Thanks for your patience as I get up to speed on this.

P

PJH - my reclutance was the info I had read about lowering the surgery success rate. I've also read many posts about it just causing more pain. And that was something my pain management doc and I talked about. He told me when the nerves start to regenerate after the ablation they tend to be really angry. I had no desire for more pain than I was already having! Keep researching until you feel comfortable about what you feel will work best for you. There are lots of people here that can help answer your questions.

pjhcali,welcome to this group. You will find many here who share your pain and have been thru many different treatments. I did research on that and the stimulator and I chose neither. They werent for me as I wanted to get to the bottom of this pain and whatever I could do to make it stop. I had nerve decompression surgery in dec. It did eliminate the burning,stabbing,bowling ball feeling on my neck,however migraines remain. I knew at the start dr said 4 surgeries are available and so we started at #1. I will b having the next one as soon as I get insurance approval.
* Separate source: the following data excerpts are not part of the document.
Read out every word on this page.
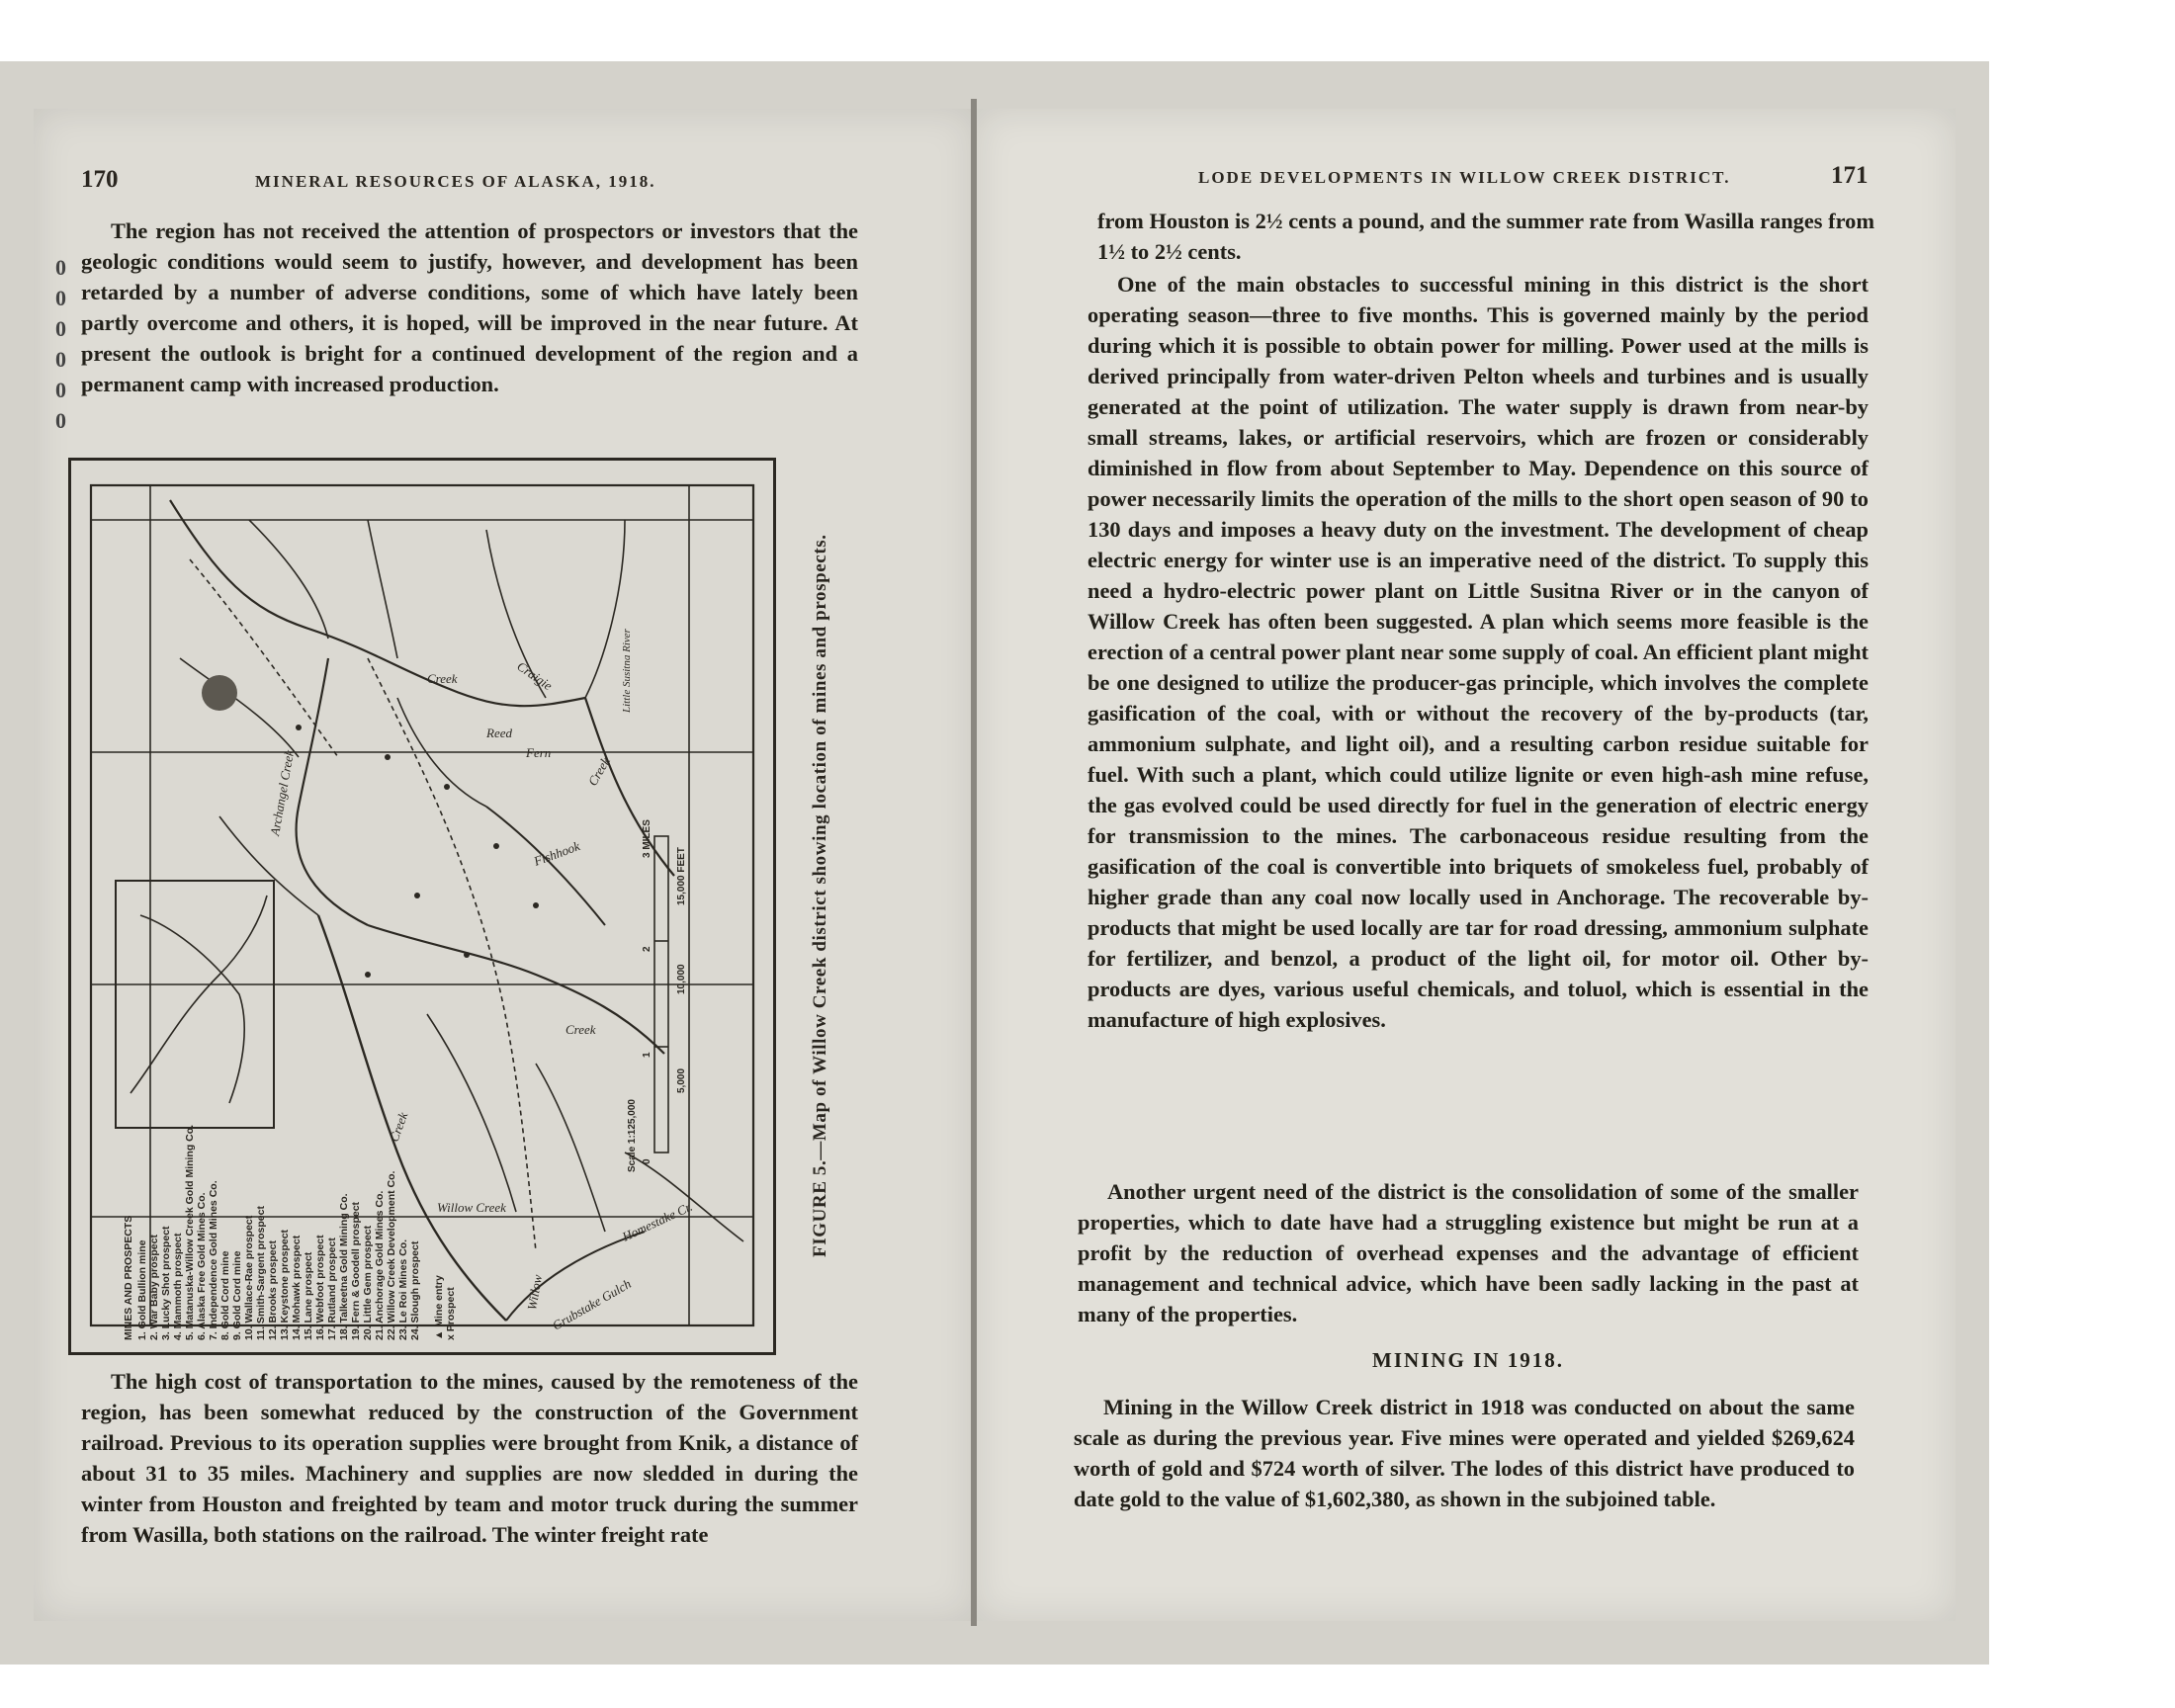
170	MINERAL RESOURCES OF ALASKA, 1918.

The region has not received the attention of prospectors or investors that the geologic conditions would seem to justify, however, and development has been retarded by a number of adverse conditions, some of which have lately been partly overcome and others, it is hoped, will be improved in the near future. At present the outlook is bright for a continued development of the region and a permanent camp with increased production.

0 0 0 0 0 0
Creek	Craigie
Fishhook
Creek
Willow
Creek
Homestake Cr.
Grubstake Gulch
Archangel Creek
Reed
Fern
Creek
Little Susitna River
Willow Creek
0
1
2
3 MILES
5,000
10,000
15,000 FEET
Scale 1:125,000
MINES AND PROSPECTS 1. Gold Bullion mine 2. War Baby prospect 3. Lucky Shot prospect 4. Mammoth prospect 5. Matanuska-Willow Creek Gold Mining Co. 6. Alaska Free Gold Mines Co. 7. Independence Gold Mines Co. 8. Gold Cord mine 9. Gold Cord mine 10. Wallace-Rae prospect 11. Smith-Sargent prospect 12. Brooks prospect 13. Keystone prospect 14. Mohawk prospect 15. Lane prospect 16. Webfoot prospect 17. Rutland prospect 18. Talkeetna Gold Mining Co. 19. Fern & Goodell prospect 20. Little Gem prospect 21. Anchorage Gold Mines Co. 22. Willow Creek Development Co. 23. Le Roi Mines Co. 24. Slough prospect ▲ Mine entry x Prospect
FIGURE 5.—Map of Willow Creek district showing location of mines and prospects.

The high cost of transportation to the mines, caused by the remoteness of the region, has been somewhat reduced by the construction of the Government railroad. Previous to its operation supplies were brought from Knik, a distance of about 31 to 35 miles. Machinery and supplies are now sledded in during the winter from Houston and freighted by team and motor truck during the summer from Wasilla, both stations on the railroad. The winter freight rate

LODE DEVELOPMENTS IN WILLOW CREEK DISTRICT.	171

from Houston is 2½ cents a pound, and the summer rate from Wasilla ranges from 1½ to 2½ cents.

One of the main obstacles to successful mining in this district is the short operating season—three to five months. This is governed mainly by the period during which it is possible to obtain power for milling. Power used at the mills is derived principally from water-driven Pelton wheels and turbines and is usually generated at the point of utilization. The water supply is drawn from near-by small streams, lakes, or artificial reservoirs, which are frozen or considerably diminished in flow from about September to May. Dependence on this source of power necessarily limits the operation of the mills to the short open season of 90 to 130 days and imposes a heavy duty on the investment. The development of cheap electric energy for winter use is an imperative need of the district. To supply this need a hydro-electric power plant on Little Susitna River or in the canyon of Willow Creek has often been suggested. A plan which seems more feasible is the erection of a central power plant near some supply of coal. An efficient plant might be one designed to utilize the producer-gas principle, which involves the complete gasification of the coal, with or without the recovery of the by-products (tar, ammonium sulphate, and light oil), and a resulting carbon residue suitable for fuel. With such a plant, which could utilize lignite or even high-ash mine refuse, the gas evolved could be used directly for fuel in the generation of electric energy for transmission to the mines. The carbonaceous residue resulting from the gasification of the coal is convertible into briquets of smokeless fuel, probably of higher grade than any coal now locally used in Anchorage. The recoverable by-products that might be used locally are tar for road dressing, ammonium sulphate for fertilizer, and benzol, a product of the light oil, for motor oil. Other by-products are dyes, various useful chemicals, and toluol, which is essential in the manufacture of high explosives.

Another urgent need of the district is the consolidation of some of the smaller properties, which to date have had a struggling existence but might be run at a profit by the reduction of overhead expenses and the advantage of efficient management and technical advice, which have been sadly lacking in the past at many of the properties.

MINING IN 1918.

Mining in the Willow Creek district in 1918 was conducted on about the same scale as during the previous year. Five mines were operated and yielded $269,624 worth of gold and $724 worth of silver. The lodes of this district have produced to date gold to the value of $1,602,380, as shown in the subjoined table.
Any questions just ask

i could write a book on this! i recently had a RF on my c2-c3 and not only was it extremely painful but,almost 3 weeks later,extremely unsuccessful. this was the last in a long line of treatments at mt sinai hospital in nyc,a large respectable medical establishment where i have a team working on my headaches since last year. i have had nerve blocks,RF's in several different areas of my neck,none working. i have been on pain meds from suma pro injections to topiramate to oxygen and more.i am at my wits end and since one of the meds is used for people with severe seizures, it leaves me loxy and somewhat dopey. not a way to live. my advice is don't have the ablation- they don't work!

schustermom , thanks for your post,sorry you have not found relief.Dont give up. Have you looked into the decompression surgery?